Quoiqu'il en soit, Moody's ajoute que cet évènement inattendu "réduit le montant maximum de l'indemnisation que pourraient retirer les opérateurs de satellites de la réallocation des fréquences de la bande C", au grand dam d'Intelsat et de SES, qui représentent à eux deux environ 90% du spectre concerné. Sans surprise, la CBA réfute également cette idée.



Le départ du directeur financier interpelle



Les raisons du départ d'Eutelsat jettent le trouble tant sur le bon fonctionnement que sur l'avenir de la CBA. Selon nos informations, Eutelsat a claqué la porte de l'alliance en raison des divergences qui l'agitaient sur de nombreux sujets dont la gouvernance ou la méthode de calcul de la propriété de la bande C et donc sur le partage des indemnités à venir.
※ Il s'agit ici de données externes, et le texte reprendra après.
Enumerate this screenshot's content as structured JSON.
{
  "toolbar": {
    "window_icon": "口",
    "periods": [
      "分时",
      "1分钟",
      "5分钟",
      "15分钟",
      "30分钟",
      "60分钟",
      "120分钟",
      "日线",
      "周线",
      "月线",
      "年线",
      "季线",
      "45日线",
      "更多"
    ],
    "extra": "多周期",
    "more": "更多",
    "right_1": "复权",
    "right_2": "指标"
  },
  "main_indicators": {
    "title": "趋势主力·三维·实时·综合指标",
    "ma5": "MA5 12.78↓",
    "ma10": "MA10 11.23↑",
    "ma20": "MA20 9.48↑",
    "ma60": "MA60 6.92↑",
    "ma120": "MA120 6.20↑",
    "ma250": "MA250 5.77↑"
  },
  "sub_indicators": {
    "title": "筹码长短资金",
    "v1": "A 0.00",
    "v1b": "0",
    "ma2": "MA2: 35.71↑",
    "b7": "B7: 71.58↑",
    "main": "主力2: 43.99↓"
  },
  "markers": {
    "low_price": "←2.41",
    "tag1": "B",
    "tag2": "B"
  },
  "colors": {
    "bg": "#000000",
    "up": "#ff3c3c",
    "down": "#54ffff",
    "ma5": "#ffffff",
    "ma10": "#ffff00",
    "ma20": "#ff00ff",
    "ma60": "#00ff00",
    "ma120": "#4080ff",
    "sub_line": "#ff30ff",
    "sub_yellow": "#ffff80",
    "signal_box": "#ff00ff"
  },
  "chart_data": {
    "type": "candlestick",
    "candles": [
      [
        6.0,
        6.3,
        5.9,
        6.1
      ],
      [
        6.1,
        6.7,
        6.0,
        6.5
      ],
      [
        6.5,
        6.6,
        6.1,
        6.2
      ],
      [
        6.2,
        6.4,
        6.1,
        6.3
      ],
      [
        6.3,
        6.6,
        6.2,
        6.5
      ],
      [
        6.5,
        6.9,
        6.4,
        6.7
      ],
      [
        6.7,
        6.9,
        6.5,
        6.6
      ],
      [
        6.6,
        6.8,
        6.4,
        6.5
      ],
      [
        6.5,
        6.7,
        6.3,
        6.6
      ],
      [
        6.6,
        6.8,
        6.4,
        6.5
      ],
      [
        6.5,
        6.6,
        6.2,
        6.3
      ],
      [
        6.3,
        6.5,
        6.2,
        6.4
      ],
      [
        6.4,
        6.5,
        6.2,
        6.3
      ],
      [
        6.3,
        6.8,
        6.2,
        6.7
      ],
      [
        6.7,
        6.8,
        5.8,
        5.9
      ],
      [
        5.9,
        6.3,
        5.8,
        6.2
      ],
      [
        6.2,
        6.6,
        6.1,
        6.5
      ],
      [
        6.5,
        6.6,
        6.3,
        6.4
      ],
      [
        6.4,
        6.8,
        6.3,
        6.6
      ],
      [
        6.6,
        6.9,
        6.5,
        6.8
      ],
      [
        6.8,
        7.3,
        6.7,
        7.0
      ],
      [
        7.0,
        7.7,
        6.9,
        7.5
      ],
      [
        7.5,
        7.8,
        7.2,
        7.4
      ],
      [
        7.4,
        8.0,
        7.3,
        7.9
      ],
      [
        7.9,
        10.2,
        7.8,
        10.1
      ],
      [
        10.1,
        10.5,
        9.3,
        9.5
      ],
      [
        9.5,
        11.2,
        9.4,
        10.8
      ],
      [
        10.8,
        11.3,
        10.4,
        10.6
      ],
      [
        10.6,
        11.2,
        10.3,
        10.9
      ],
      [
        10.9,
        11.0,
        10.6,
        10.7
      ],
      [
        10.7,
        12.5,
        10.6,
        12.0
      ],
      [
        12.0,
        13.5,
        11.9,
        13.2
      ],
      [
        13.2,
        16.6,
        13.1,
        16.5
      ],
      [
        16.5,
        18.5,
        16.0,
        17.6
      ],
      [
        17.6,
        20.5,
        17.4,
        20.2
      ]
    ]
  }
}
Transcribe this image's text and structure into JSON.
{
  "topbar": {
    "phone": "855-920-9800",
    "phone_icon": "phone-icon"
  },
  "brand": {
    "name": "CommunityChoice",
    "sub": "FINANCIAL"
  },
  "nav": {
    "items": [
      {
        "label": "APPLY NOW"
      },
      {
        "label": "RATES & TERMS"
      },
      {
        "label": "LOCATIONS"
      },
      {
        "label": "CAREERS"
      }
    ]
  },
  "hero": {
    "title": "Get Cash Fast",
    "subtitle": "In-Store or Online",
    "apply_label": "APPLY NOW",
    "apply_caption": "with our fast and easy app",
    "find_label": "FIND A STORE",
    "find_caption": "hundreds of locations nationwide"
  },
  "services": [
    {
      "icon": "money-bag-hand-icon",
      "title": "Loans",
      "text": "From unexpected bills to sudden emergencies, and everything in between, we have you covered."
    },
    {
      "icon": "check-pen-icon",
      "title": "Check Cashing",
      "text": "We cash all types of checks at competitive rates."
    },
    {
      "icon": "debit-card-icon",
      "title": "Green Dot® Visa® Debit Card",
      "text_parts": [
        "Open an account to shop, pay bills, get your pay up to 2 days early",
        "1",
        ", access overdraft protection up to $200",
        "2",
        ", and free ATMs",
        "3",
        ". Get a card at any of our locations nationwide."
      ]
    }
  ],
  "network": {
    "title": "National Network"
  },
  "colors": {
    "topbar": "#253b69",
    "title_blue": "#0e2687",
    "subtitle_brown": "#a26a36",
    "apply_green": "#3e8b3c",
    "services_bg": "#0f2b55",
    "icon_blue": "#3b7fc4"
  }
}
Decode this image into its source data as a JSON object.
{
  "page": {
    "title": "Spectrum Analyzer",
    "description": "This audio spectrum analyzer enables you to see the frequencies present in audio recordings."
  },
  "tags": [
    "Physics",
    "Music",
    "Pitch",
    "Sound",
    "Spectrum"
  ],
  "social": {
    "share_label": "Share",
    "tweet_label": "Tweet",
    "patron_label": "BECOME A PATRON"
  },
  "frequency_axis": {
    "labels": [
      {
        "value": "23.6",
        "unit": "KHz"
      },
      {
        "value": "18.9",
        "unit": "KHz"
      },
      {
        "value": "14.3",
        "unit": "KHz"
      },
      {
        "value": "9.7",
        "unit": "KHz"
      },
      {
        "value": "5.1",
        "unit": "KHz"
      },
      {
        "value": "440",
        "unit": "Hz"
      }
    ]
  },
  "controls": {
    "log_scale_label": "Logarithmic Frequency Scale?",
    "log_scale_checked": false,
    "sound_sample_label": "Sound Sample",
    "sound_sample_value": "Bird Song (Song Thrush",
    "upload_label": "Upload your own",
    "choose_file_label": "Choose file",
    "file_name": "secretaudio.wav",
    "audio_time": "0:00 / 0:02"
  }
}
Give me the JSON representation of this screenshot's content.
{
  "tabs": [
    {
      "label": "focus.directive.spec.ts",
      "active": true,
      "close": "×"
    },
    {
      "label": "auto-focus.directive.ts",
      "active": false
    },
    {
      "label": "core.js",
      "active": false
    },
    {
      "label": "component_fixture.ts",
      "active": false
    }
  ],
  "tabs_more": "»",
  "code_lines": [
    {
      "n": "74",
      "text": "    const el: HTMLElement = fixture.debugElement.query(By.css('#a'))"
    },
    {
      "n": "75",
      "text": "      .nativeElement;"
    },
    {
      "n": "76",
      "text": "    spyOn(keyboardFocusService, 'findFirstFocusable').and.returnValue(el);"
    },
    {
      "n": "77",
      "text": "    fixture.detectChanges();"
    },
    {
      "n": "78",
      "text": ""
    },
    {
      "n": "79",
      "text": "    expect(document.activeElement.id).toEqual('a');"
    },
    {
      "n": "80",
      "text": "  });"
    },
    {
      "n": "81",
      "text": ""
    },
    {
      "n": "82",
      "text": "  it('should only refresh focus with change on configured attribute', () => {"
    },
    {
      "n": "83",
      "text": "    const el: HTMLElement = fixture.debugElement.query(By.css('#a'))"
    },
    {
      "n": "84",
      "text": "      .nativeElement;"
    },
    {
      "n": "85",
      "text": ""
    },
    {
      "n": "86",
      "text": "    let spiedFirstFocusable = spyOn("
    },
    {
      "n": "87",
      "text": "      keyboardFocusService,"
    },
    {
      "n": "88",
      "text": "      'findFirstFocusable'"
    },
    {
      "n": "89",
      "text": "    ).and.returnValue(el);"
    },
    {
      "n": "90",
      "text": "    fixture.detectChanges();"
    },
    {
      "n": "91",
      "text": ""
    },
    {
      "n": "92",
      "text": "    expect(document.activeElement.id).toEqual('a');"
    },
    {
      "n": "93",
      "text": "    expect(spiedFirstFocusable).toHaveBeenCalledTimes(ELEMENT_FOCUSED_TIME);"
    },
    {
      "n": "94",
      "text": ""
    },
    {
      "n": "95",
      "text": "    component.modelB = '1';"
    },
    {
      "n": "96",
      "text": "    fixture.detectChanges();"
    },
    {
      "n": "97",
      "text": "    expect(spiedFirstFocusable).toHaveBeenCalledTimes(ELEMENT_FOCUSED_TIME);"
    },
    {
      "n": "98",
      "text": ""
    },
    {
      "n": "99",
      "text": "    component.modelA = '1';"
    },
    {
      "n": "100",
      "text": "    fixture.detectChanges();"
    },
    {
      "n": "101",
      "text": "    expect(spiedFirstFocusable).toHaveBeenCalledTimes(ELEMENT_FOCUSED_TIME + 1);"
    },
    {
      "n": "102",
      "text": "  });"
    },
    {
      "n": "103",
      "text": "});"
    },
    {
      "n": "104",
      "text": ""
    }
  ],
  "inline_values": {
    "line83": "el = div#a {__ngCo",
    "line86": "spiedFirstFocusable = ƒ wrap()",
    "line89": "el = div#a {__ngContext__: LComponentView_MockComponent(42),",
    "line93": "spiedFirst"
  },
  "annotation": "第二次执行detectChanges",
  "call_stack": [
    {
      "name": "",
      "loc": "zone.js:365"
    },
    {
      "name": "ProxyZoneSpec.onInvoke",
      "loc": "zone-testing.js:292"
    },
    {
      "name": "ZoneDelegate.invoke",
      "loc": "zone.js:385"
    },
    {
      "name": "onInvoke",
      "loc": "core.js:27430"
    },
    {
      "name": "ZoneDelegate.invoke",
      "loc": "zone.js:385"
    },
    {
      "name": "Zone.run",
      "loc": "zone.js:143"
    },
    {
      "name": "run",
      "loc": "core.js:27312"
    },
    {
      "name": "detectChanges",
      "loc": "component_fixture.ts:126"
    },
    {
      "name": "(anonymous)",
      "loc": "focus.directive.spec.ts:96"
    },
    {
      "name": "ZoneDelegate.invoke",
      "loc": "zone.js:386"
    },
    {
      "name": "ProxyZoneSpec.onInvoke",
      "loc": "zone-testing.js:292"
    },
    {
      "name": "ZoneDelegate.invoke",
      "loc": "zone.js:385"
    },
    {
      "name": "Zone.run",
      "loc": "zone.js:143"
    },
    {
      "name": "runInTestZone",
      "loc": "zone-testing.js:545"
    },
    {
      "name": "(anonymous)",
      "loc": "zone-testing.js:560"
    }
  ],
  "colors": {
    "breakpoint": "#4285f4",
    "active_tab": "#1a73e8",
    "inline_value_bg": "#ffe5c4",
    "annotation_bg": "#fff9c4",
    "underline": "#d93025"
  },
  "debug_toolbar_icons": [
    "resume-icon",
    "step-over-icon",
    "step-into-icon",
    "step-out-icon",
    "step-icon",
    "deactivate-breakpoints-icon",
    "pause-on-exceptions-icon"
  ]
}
Les membres de la CBA ne parviennent pas non plus à s'entendre sur la part de cette manne financière qu'il conviendra de soumettre à la fiscalité américaine.



Dans ce contexte, JPMorgan ose même se demander si la démission d'Andrew Browne, directeur financier de SES, annoncée la semaine dernière, n'est pas le signe que le processus de vente des fréquences n'avance pas aussi vite que prévu... Chez SES, on se résout à rappeler, comme le précise le communiqué du 2 septembre, qu'Andrew Browne va quitter le groupe le mois prochain "pour des raisons personnelles et familiales".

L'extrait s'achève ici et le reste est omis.